Superior mesenteric artery syndrome can occur both in surgical kyphoscoliosis correction
and during the conservative treatment of deformities with plaster vests, when it is
referred to as “plaster syndrome.” It is not clear why vest immobilization results
in vascular compression of the duodenum. The first case of mesenteric vascular compression
associated with a plaster vest was described by Willett, in 1878, using a Sayre plaster
on a 17-year-old boy. Since then, new cases have been reported with different spinal
deformities. Evarts et al.[9] described 18 patients with SMAS during the treatment of spinal deformities.
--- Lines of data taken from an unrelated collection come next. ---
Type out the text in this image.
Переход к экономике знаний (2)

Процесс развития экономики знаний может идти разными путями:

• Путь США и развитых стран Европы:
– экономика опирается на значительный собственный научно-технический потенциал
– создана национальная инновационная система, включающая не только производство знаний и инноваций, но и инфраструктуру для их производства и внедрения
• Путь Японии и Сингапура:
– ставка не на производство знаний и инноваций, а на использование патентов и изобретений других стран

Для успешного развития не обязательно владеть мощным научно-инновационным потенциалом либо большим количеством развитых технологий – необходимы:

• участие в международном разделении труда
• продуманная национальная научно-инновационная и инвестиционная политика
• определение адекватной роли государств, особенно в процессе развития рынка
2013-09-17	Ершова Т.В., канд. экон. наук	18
The
authors warned for the need to suspect SMAS in symptomatic patients using plastered
vests, Milwaukee-type vests, halo-femoral traction or submitted to surgical correction.[4]
[9]
[10]
[11]
Altiok et al. conducted a retrospective study reviewing 2,939 records and found 17
SMAS cases. The authors evaluated the influence of vertebral translation and derotation
maneuvers on SMAS incidence and concluded that the new correction procedures did not
eliminate it. Spinal correction per se leads to its elongation, which changes the
anatomical environment of the SMA.[4]
Braun et al.[12] observed that patients with a BMI lower than the 25th percentile for age, those with a more rigid thoracic curve (< 60% correction on side-bending
radiographs) and those with a laterally displaced lumbar curve (lumbar modifier of
the Lenke classification, type B or C) are at greater risk for SMAS development after
deformity correction.[12]
[13] Carelli et al.[11] reported two cases of SMAS after sagittal spinal deformities correction, in which
the conservative treatment of the intestinal occlusion was successfully for the resolution
of symptoms. The authors believe that the incidence of SMAS must be higher than what
is described, with most cases presenting spontaneous resolution.
Superior mesenteric artery syndrome, although uncommon, is a complication of spinal
deformities correction. It is important that the medical team be aware of the syndrome
and have a high degree of suspicion in patients with gastrointestinal symptoms to
avoid delays in diagnosis and treatment that could result in unfavorable outcomes.